The %px magic commands allows to execute commands in parallel on every engine.


In [5]:
%px print(os.getpid())


[stdout:0] 3256
[stdout:1] 1056

We can specify with %pxconfig the engine identifiers which the commands should be executed on (here, the second engine).


In [6]:
%pxconfig --targets 1

In [7]:
%px print(os.getpid())


1056

Another possibility is to use the %%px cell magic to run an entire cell on all engines. The --targets option can accept a slice object (here, all engines except the last one).


In [8]:
%%px --targets :-1
print(os.getpid())


[stdout:0] 3256

By default, the parallel calls are synchronous (blocking) but we can ask IPython to make asynchronous calls.


In [9]:
%%px --noblock
import time
time.sleep(1)
os.getpid()


Out[9]:
<AsyncResult: execute>

With asynchronous (non-blocking) calls, the results can be obtained synchronously from the engines with %pxresult. This call is blocking.


In [10]:
%pxresult


Out[1:4]: 1056

Another option to run tasks on the engines is to use map. First, we need to retrieve a view on the engines, which represents a particular set of engines among the ones that are running.


In [11]:
v = rc[:]

We import a module on each engine.


In [12]:
with v.sync_imports():
    import time


importing time on engine(s)

We define a simple function.


In [13]:
def f(x):
    time.sleep(1)
    return x * x

Now, we call map_sync, which is a synchronous and parallel version of Python's built-in map function.

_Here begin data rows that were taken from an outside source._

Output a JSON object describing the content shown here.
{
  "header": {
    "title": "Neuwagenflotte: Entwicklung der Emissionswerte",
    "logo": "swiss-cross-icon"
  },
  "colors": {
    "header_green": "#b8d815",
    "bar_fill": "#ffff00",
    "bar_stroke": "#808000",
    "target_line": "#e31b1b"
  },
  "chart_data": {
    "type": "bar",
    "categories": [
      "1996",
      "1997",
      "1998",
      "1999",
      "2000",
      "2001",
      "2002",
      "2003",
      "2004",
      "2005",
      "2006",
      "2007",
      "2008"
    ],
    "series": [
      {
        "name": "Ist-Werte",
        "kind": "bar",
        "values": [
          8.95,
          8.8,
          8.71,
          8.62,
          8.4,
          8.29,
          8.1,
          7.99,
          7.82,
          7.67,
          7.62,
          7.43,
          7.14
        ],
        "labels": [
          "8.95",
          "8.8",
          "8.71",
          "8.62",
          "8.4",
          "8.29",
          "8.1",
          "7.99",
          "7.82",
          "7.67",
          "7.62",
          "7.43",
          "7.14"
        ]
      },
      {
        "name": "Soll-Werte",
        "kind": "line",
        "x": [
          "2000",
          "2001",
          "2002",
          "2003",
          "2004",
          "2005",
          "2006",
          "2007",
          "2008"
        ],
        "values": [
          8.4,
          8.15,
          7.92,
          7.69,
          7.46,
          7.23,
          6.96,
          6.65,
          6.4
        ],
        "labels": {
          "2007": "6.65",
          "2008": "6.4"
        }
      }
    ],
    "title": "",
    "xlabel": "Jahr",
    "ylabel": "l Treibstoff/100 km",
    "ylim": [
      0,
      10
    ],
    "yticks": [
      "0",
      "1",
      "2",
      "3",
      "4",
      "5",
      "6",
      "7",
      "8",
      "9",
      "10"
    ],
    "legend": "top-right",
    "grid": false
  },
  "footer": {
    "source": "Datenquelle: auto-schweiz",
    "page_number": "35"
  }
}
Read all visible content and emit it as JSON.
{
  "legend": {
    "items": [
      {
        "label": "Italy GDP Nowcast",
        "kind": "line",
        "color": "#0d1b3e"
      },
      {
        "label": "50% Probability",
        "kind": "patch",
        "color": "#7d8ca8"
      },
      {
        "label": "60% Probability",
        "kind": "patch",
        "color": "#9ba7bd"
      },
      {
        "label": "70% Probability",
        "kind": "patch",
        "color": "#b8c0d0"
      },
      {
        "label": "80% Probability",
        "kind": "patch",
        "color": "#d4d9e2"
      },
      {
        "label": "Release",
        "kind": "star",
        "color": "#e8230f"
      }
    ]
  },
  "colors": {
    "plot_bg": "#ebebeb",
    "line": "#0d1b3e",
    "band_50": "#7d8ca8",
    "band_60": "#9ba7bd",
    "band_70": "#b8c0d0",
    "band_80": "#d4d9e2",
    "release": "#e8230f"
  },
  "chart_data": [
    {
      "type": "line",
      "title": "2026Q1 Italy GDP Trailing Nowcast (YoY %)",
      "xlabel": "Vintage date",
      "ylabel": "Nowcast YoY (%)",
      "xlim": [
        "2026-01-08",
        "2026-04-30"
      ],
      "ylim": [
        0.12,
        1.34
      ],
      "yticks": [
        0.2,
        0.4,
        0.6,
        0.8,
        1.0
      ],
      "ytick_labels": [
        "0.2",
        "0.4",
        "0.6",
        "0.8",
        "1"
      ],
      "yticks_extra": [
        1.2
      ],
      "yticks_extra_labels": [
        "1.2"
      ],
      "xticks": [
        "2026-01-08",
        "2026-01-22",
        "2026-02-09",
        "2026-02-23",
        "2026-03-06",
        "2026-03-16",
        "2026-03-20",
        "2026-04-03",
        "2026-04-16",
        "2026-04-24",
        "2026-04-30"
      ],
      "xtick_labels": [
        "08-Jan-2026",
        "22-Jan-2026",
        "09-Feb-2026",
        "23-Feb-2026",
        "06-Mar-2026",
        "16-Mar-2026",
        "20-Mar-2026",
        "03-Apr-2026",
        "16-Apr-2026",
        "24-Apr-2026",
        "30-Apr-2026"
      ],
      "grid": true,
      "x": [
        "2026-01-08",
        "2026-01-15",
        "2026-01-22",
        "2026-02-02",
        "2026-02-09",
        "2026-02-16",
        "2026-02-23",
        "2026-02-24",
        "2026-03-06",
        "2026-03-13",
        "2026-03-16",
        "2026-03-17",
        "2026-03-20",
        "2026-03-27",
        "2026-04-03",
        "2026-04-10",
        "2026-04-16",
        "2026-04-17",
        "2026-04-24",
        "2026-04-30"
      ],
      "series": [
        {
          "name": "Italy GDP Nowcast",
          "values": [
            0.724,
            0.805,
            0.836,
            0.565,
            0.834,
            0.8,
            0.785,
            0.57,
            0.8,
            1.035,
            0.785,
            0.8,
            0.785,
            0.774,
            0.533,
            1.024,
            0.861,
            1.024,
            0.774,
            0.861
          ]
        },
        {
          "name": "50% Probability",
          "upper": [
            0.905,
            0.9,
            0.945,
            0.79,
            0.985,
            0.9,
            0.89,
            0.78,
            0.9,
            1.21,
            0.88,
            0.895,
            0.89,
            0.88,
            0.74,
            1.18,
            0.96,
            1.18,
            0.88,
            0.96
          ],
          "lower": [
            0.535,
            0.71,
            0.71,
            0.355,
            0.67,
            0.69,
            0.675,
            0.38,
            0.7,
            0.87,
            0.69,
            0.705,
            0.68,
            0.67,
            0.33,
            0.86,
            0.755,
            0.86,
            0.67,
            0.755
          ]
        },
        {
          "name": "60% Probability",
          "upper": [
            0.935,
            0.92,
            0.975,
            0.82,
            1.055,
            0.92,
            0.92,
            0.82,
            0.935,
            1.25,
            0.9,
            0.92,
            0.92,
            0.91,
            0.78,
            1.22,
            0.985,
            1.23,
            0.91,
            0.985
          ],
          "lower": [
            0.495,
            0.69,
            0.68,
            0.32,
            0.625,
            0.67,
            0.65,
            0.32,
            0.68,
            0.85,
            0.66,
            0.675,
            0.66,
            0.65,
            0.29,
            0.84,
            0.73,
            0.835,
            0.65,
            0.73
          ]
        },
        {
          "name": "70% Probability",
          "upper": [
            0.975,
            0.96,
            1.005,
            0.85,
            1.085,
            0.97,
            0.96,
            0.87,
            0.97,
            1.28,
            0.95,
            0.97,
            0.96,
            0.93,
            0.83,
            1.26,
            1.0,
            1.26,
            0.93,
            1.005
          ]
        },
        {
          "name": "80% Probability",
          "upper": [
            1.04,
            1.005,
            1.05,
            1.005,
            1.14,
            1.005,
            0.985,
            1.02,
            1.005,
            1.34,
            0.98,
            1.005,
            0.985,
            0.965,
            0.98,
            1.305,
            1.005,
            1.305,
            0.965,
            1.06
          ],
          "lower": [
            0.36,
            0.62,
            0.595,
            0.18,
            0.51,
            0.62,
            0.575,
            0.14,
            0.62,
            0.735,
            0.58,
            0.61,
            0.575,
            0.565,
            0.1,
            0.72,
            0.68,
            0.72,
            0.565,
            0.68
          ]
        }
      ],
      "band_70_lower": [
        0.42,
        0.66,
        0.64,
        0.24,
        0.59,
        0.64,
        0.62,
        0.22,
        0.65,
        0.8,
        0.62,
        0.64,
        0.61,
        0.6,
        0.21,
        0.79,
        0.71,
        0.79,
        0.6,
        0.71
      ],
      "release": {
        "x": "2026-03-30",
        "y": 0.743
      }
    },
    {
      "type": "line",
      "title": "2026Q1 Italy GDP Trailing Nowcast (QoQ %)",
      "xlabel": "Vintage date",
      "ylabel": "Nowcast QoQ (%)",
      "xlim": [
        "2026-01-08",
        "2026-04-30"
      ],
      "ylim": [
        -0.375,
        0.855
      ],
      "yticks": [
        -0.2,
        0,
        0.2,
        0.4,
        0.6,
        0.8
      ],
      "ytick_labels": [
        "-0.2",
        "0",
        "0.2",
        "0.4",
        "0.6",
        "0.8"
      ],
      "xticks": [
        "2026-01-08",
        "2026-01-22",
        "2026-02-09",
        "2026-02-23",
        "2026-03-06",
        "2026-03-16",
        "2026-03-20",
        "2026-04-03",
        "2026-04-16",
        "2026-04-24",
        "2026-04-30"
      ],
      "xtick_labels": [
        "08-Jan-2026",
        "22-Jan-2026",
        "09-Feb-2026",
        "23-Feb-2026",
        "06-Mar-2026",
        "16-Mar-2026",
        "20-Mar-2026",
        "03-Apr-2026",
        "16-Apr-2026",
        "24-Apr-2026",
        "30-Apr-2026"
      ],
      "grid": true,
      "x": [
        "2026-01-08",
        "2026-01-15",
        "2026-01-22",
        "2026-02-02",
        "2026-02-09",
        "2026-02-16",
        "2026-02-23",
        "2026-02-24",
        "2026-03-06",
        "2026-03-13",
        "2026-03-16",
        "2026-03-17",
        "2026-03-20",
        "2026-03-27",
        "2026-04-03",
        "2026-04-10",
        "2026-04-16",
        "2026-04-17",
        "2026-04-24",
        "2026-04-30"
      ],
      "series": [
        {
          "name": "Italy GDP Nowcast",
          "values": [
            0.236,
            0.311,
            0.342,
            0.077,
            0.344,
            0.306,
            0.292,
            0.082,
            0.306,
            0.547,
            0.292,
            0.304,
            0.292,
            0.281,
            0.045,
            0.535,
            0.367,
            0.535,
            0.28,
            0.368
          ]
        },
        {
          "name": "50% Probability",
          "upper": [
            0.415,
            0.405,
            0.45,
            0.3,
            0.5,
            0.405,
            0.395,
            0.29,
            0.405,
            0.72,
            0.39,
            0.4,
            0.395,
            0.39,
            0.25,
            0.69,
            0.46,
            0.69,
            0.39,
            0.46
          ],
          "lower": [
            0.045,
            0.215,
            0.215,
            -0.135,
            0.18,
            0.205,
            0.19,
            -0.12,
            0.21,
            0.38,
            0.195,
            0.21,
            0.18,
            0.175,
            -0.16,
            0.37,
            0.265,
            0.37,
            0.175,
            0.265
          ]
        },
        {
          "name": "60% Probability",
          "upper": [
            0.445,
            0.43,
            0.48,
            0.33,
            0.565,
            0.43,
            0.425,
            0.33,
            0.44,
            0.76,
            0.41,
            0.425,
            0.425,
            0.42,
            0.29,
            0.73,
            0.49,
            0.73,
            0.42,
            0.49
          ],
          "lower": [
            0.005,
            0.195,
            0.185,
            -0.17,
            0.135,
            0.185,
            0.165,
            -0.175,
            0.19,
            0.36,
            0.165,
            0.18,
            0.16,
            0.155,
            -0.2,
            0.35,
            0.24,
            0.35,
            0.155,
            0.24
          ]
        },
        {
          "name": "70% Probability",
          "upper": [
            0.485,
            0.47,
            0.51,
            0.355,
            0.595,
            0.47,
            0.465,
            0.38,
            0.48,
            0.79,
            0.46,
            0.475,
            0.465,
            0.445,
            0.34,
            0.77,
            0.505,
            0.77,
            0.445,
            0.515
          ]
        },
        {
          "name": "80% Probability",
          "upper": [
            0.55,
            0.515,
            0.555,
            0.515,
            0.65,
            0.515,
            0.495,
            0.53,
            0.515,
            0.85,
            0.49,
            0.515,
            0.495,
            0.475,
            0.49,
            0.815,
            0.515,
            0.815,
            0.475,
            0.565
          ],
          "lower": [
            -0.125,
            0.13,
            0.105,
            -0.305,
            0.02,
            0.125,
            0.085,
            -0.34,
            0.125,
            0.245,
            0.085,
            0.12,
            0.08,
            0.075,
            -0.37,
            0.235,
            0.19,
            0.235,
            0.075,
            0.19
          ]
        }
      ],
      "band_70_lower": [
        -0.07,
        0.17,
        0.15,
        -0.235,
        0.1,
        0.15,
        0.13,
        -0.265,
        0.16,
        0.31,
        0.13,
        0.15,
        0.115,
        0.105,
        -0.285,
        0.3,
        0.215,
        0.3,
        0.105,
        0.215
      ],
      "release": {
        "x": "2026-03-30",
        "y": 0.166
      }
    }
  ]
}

We execute f on all integers between 0 and 9 in parallel across all engines.


In [14]:
v.map_sync(f, range(10))


Out[14]:
[0, 1, 4, 9, 16, 25, 36, 49, 64, 81]

We check how much time the native function takes.


In [15]:
timeit -n 1 -r 1 map(f, range(10))


1 loops, best of 1: 10 s per loop

And we compare with the time taken by the parallel version.


In [16]:
r = v.map(f, range(10))

In [17]:
r.ready(), r.elapsed


Out[17]:
(False, 0.065)

We wait and get the results.


In [18]:
r.get()


Out[18]:
[0, 1, 4, 9, 16, 25, 36, 49, 64, 81]

In [19]:
r.elapsed, r.serial_time


Out[19]:
(5.009, 10.0)